Also, for anyone who may be interested - the officer told me they can remove a car if it's been in the same space, unmoved for a period over 15 days, including if the car is parked in an off road car park!


----------



## Pazcat (Mar 24, 2010)

I wonder if you would have a case in trying to claim your costs back from this concerned samaritan who made a seemingly false? report.
I'd certainly look into it especially if the impound costs are high and even if you can't claim back it may be worth mentioning if for nothing else to remind this chuck to mind their own business next time.
Mention it to the police and see what they think?


----------



## Pesky Wesky (May 10, 2009)

Pazcat said:


> I wonder if you would have a case in trying to claim your costs back from this concerned samaritan who made a seemingly false? report.
> I'd certainly look into it especially if the impound costs are high and even if you can't claim back it may be worth mentioning if for nothing else to remind this chuck to mind their own business next time.
> Mention it to the police and see what they think?


Maybe it was the police who were in the wrong though, as they acted on the reporting of the vehicle not having x and y and maybe they should have checked the truth of that before impounding the vehicle.


----------



## Pazcat (Mar 24, 2010)

True it could be that as well.
It could just be easier to let it go.

As a side note what are the rules on having a van or motor home in your own yard?
Was thinking of renting one to whack in the drive for when visitors come, surely that would be allowed?


----------



## mrypg9 (Apr 26, 2008)

Pazcat said:


> I wonder if you would have a case in trying to claim your costs back from this concerned samaritan who made a seemingly false? report.
> I'd certainly look into it especially if the impound costs are high and even if you can't claim back it may be worth mentioning if for nothing else to remind this chuck to mind their own business next time.
> Mention it to the police and see what they think?


Hah.....I have more chance of being elected Miss Estepona 2016....


----------



## Pazcat (Mar 24, 2010)

That maybe but if you can prove that they acted upon a false report I see no reason not to ask for the Policias complaints book.

Just by asking you might find things become more reasonable and if not or you have no recourse then you can at least be guaranteed that by making the complaint it will be investigated and the police wont like that one bit, the person who originally made the call will definitely be visited at the very least.


----------



## Stevesolar (Dec 21, 2012)

Hi,
I think you need to check whether they put warning notices on the motor home, before towing it away.
If they put notices warning the owner to "move it or lose it" - and because you were away and did not see the notices - then they arguably acted correctly.
It's not their fault that you did not see the notices for x days.
If, however, it was towed the same day as it was reported - simply because they could not see a UK tax disc - then you would have a stronger claim for "wrongful arrest" of your property.
You therefore need to establish the timeline - before you make your next move.
Best of luck.
Steve


----------



## Jumar (Mar 14, 2012)

If your motorhome is UK registered and you are living in Spain its probably been reported for this fact.
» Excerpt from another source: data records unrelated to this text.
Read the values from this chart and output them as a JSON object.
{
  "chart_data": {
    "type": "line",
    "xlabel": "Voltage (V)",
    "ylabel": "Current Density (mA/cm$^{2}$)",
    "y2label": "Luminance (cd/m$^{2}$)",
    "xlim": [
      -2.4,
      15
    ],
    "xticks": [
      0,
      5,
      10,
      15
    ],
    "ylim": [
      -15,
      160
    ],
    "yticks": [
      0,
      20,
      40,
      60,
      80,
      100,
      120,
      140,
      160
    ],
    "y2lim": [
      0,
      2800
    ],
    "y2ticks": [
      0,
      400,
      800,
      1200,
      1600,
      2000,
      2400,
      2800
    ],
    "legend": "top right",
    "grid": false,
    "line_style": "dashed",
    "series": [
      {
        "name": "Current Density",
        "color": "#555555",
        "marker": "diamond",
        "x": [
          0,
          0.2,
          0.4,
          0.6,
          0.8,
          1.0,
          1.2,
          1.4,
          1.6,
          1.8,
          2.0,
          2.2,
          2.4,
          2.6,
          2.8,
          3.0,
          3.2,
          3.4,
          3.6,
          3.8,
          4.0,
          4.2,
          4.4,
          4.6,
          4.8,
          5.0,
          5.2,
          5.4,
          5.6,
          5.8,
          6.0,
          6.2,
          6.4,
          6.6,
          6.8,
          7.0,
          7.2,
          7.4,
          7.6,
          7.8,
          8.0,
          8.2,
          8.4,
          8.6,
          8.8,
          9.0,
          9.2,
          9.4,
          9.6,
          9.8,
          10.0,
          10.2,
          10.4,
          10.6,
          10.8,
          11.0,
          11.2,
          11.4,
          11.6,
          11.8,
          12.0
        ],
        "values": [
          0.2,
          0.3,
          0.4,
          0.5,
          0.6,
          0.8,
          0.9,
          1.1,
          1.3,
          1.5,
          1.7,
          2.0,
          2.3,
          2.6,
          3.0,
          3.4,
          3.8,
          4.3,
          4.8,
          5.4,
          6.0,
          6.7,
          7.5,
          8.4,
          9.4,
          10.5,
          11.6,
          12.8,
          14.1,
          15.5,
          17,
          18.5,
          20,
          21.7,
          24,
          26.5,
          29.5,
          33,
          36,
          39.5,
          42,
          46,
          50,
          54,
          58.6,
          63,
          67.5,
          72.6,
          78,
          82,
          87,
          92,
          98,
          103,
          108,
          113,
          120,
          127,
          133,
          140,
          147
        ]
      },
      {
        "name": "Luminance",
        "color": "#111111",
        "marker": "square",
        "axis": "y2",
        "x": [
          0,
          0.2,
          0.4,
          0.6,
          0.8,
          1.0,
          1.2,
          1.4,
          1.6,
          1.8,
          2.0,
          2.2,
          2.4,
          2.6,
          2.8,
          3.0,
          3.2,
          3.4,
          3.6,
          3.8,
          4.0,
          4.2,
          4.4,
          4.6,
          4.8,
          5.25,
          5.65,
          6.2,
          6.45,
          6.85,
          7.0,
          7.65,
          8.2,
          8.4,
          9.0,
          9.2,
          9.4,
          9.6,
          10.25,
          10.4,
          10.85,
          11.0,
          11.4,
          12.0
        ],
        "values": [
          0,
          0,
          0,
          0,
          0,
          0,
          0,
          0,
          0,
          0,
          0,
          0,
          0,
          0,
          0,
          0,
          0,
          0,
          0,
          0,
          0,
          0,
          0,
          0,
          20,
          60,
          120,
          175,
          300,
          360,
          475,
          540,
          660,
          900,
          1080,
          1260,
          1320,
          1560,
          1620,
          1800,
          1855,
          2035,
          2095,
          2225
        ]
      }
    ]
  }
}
It should have been re-registered in Spain or at the very least have a current MOT and insurance.


----------



## SteveScot (Feb 11, 2013)

Not sure if this may help the OP:

https://www.vehicleenquiry.service.gov.uk/

Shows the current MOT and tax situation on a specific UK reg vehicle. We use this all the time in the garage to update customers records with....

The OP could even get the Spanish police to go to the website in their office if possible.


----------



## Jumar (Mar 14, 2012)

Any news???


----------



## gus-lopez (Jan 4, 2010)

If it was parked legally in a space which your friend has the right to use in the car park, then make a "denuncia" reporting it stolen. Make a second denuncia regarding the police removing it illegally & without checking , which is what the are required to do. Make a third about the "illegal& false" denuncia that the complainant originally made
The police do not like false denuncias, which is what the complainant has done. Additionally you can sue the person who made the original unfounded denuncia.


----------



## KChrisC (Oct 2, 2014)

*Answer to Impoundment*



V-Dog said:


> Could anyone here advise as to what grounds the police could possibly have for acting as they have on this occasion.


Money, and tyranny.

As for not making it easy to contact them and rectify the situation: Daily impound fees.

More money, and tyranny.

You are welcome.


----------



## mrypg9 (Apr 26, 2008)

Yesterday two enormous German plated motor homes drove slowly down a narrow residential street, totally blocking it both ways. The driver of the last one in the mini convoy asked if there where anywhere near where they could park. I told him there was a camping park with full onsite facilities a few km down the A7. 
He replied he didn't want to go there 'as it cost 25 euros a night'.
There must have been four people in that one enormous deluxe all mod cons monster.....
I smiled, said a hotel would cost much more and suggested he find somewhere inland.
Is it indeed against the law to park such a vehicle in a residential street?


----------